A decidable language is a language for which there exists an algorithm that can determine whether a given string belongs to the language or not. A semi-decidable language is a language for which there exists a Turing machine that can accept all strings that belong to the language, but may not halt on strings that do not belong to the language.
Can a semi-decidable language be undecidable?
Yes, a semi-decidable language can be undecidable. For example, the language of all Turing machines that halt on empty input is semi-decidable but not decidable. This is because we can construct a Turing machine that accepts all machines that halt on empty input, but there is no algorithm that can determine whether a given machine halts on empty input or not.
Can a language be both decidable and semi-decidable?
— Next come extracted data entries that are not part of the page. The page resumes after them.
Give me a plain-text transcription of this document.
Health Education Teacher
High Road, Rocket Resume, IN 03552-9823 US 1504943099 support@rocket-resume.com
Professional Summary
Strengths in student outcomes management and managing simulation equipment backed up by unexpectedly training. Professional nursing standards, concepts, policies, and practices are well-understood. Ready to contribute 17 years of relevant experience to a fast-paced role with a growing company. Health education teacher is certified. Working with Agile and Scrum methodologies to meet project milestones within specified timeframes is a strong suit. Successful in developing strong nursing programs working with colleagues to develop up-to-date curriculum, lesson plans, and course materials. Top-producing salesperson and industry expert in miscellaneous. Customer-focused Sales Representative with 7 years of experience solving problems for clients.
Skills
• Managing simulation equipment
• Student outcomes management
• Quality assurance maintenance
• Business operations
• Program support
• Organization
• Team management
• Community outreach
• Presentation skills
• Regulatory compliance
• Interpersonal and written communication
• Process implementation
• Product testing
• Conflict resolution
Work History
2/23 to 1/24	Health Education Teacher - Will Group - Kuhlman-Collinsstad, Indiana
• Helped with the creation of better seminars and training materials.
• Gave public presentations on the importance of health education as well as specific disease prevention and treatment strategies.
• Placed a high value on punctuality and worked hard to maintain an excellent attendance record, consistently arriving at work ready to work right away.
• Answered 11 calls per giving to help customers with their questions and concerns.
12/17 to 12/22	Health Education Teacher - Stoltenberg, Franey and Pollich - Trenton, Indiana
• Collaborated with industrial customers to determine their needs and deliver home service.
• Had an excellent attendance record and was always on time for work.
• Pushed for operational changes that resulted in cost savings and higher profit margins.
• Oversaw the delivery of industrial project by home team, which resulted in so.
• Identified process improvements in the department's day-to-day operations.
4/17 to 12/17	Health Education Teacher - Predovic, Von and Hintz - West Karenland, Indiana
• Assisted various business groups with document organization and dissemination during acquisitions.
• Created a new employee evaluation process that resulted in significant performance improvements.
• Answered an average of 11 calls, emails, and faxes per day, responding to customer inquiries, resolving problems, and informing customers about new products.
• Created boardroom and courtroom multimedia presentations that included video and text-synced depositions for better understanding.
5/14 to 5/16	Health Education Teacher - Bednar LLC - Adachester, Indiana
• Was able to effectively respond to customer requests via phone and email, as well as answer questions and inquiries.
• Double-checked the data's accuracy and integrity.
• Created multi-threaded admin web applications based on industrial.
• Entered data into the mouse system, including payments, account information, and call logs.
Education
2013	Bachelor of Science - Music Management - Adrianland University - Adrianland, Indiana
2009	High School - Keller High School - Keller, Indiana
Yes, a language can be both decidable and semi-decidable. For example, the language of all binary strings that represent a valid Turing machine is both decidable and semi-decidable. We can construct a decider that checks whether the input is a valid binary string representing a Turing machine, and we can construct a Turing machine that simulates the given Turing machine on the empty input and accepts if the simulation halts.
Is the set of all undecidable languages countable or uncountable?
The set of all undecidable languages is uncountable. This is because there are only countably many Turing machines, but there are uncountably many languages over any non-trivial alphabet. Therefore, there must be uncountably many languages that are undecidable.
Can we prove that a language is undecidable?
Yes, we can prove that a language is undecidable by showing that there is no algorithm that can decide whether a given string belongs to the language or not. This can be done using techniques such as diagonalization, reduction, or the use of other undecidable problems.
What is Rice’s theorem?
Rice’s theorem states that any non-trivial property of the behavior of a Turing machine is undecidable. More specifically, if a language depends on any non-trivial aspect of a Turing machine’s behavior (such as the number of states, the number of transitions, or the language it recognizes), then that language is undecidable.
Can a language be decidable if its complement is undecidable?
Yes, it is possible for a language to be decidable if its complement is undecidable. For example, the language of all binary strings that represent a valid Turing machine is decidable, even though its complement (the language of all binary strings that do not represent a valid Turing machine) is undecidable.
What is the difference between a reduction and a mapping reduction?
A reduction is a method for showing that one problem is at least as hard as another problem. A mapping reduction is a specific type of reduction that maps instances of one problem to instances of another problem in a way that preserves the answer. More formally, a mapping reduction from problem A to problem B is an algorithm that transforms instances of A into instances of B in polynomial time, such that the answer to the transformed instance of B is the same as the answer to the original instance of A.